Infatti cosa c'è di più Kitsch della
foto di Moro in spiaggia con
un completo scuro che ha invaso
le bacheche di Facebook di
chi la postava contrapponendola
(«Ah, i politici di una volta!»)
alle performance del Papeete?
Quale miglior esempio di estetizzazione
del passato ad uso
sentimentale?
Quindi, ecco un'ipotesi: Kitsch
come residuo del secolo scorso,
scheggia inattuale di un'epoca
passata.
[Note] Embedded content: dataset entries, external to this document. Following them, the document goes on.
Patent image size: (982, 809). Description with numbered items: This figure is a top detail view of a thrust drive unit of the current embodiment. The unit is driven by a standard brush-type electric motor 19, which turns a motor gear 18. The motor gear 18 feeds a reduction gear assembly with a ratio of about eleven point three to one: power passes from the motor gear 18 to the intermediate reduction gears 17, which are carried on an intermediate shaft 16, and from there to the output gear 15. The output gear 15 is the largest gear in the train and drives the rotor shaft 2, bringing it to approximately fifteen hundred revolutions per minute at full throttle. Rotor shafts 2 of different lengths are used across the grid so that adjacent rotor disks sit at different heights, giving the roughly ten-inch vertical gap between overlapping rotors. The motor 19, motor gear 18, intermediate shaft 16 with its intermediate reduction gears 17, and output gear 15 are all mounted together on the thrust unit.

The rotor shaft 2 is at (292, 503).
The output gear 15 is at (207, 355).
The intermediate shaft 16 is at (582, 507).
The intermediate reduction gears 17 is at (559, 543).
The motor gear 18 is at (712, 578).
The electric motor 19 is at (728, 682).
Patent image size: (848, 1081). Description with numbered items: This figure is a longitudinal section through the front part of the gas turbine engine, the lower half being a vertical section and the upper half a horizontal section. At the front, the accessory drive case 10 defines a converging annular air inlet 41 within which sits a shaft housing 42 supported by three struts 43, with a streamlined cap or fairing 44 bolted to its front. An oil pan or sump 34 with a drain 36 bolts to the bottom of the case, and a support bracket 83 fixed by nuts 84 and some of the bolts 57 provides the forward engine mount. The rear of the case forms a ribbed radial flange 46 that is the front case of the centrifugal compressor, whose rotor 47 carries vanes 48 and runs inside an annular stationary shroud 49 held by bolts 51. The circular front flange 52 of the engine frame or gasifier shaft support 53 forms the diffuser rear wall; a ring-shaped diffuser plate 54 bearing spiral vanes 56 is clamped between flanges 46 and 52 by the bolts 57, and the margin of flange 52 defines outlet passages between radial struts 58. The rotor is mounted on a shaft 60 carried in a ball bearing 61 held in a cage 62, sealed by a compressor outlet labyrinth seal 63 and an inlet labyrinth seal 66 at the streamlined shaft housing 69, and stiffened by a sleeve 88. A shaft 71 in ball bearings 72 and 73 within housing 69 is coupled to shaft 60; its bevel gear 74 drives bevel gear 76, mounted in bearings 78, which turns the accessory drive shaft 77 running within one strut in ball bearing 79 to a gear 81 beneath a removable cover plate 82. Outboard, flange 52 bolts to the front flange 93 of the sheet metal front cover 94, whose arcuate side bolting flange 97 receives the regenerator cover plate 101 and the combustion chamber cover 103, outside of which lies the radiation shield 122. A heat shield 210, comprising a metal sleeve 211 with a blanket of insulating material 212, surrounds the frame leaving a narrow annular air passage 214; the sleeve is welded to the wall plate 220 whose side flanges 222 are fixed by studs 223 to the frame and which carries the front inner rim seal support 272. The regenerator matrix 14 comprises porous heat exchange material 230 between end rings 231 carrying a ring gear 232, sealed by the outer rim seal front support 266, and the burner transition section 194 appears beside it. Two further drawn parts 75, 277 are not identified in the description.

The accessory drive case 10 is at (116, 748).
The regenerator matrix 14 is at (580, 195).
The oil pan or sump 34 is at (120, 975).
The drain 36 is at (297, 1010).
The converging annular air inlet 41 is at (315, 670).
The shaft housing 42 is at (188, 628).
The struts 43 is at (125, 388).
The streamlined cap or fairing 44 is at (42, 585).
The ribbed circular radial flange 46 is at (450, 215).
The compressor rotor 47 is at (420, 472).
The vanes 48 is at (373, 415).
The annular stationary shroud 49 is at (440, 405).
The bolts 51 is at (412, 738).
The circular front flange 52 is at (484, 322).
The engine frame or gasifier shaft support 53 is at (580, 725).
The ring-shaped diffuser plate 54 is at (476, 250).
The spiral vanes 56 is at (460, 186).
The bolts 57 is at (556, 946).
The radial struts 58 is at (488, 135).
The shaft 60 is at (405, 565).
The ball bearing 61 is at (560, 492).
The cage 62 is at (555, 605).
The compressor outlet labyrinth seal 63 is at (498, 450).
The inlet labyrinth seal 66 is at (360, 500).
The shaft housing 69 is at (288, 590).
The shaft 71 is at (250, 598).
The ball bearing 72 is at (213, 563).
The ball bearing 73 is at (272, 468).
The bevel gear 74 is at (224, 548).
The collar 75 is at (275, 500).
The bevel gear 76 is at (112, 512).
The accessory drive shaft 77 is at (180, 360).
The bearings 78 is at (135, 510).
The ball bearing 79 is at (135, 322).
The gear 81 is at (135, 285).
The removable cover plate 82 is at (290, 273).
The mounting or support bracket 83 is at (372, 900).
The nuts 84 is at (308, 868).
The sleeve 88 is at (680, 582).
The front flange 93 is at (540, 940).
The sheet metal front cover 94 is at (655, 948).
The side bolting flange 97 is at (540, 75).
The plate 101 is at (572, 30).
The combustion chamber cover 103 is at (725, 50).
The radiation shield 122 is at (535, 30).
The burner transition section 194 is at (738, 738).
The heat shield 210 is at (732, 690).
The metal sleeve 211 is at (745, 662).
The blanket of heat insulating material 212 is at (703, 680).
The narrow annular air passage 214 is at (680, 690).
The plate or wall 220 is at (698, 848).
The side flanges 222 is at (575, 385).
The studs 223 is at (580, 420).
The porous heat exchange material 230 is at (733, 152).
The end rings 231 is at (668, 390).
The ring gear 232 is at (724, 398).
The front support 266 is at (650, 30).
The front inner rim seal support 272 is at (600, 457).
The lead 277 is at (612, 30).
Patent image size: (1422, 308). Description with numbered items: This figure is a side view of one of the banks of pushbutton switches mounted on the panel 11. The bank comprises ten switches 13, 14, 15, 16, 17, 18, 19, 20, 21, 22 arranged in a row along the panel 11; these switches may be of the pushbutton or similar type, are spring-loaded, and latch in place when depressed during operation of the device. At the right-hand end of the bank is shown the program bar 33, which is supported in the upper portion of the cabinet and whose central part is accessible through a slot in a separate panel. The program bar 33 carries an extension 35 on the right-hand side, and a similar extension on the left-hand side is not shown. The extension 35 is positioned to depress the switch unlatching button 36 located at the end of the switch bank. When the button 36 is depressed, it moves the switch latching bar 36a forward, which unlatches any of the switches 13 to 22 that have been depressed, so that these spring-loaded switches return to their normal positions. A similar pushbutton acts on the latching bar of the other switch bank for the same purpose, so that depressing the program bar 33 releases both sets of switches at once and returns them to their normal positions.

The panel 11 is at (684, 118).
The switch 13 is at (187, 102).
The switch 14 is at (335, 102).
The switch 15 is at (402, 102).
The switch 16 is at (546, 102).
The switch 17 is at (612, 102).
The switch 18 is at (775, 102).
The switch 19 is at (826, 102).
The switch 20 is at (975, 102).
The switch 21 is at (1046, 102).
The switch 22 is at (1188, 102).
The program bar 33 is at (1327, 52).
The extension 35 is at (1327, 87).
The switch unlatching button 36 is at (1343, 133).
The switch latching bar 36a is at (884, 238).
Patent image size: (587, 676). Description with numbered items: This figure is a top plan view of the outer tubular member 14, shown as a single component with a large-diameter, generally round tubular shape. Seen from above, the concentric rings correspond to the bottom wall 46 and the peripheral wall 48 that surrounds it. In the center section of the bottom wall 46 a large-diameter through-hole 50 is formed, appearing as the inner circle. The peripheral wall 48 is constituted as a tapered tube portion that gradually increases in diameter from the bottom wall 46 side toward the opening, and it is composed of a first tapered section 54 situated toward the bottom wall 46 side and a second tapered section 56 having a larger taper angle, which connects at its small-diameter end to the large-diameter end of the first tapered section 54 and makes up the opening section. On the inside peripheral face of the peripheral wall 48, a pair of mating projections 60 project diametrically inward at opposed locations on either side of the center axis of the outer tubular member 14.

Può essere.
Del resto le posizioni di Adorno
e Pasolini fatte rivivere oggi sarebbero
bollate probabilmente
come cringe, ovvero il Kitsch al
tempo di Internet.
Cringe nel gergo della rete è
qualcosa di imbarazzante, un
gesto che lascia intuire l'ignoranza
dei codici di comportamento
da parte di chi lo fa, un
eccesso maldestro di rigidità.
Trovo molto cringe, personalmente,
una mia bolla di contatti
(letterati, ça va sans dire) che
schifa come venduto e commerciale
qualsiasi cosa minimamente
al di là del poeta autopubblicato
odi un sempre uguale
e striminzito canone serissimo
di "alta letteratura", marchiando
tutto il resto come cascame
Kitsch prodotto dal mercato
editoriale.
L'insostenibile leggerezza
Non sarà allora che il Kitsch,
lungi dall'essere un ferrovecchio
novecentesco, è uno strumento
potentissimo per leggere
il presente? Un qualcosa che
non vediamo perché è il mare
in cui nuotiamo.
Milan Kundera nell'insostenibile
leggerezza dell'essere (tra l'altro
un romanzo che quando fu
pubblicato da Adelphi nel 1984
ebbe uno straordinario successo
di pubblico, diventando autentico
"libro di culto" e reso tormentone
da Roberto D'Agostino
nella trasmissione Quelli
della notte di Arbore: quale destino
più Kitsch?) («Hai mai letto
Kundera?» canta la parodia
di Battiato fatta da Stefano Bollani
in un irresistibile e storico
sketch), Kundera, dicevo, scriveva
che «Kitsch è l'eliminazione
della merda dalla vita».
La risposta di Calvino
Calvino gli diede una formidabile
risposta dal punto di vista
degli stitici, ma non divaghiamo
(leggetela nel libro di Belpoliti
e Marrone!). Ecco, cosa sono i
nostri feed Instagram se non
delle interminabili carrellate
sulla vita senza la merda? Delle
messe in posa dell'esistenza
senza il fallimento, il dolore, la
noia, il dubbio, la perdita?
In un certo senso l'ottundente
ripetitività della comunicazione
social rende Kitsch anche le
tragedie perché le inquadra
sempre dentro la stessa cornice,
la medesima cornice che
usiamo per raccontare un nuovo
paio di scarpe o l'ultimo libro
letto. E tutto diventa già visto,
già detto, già accaduto.
C'è del Kitsch anche nella logica
dell'influencer che non ha bisogno
delle riviste di moda per legittimarsi,
allora, e in quella del
leader mediatico-politico, che
prospera anche senza un partito.
Anzi sono proprio la stessa.
Quella di chi ha capito che solo
estetizzando se stesso, il suo corpo,
i suoi consumi, le sue mangiate
può continuare a esistere.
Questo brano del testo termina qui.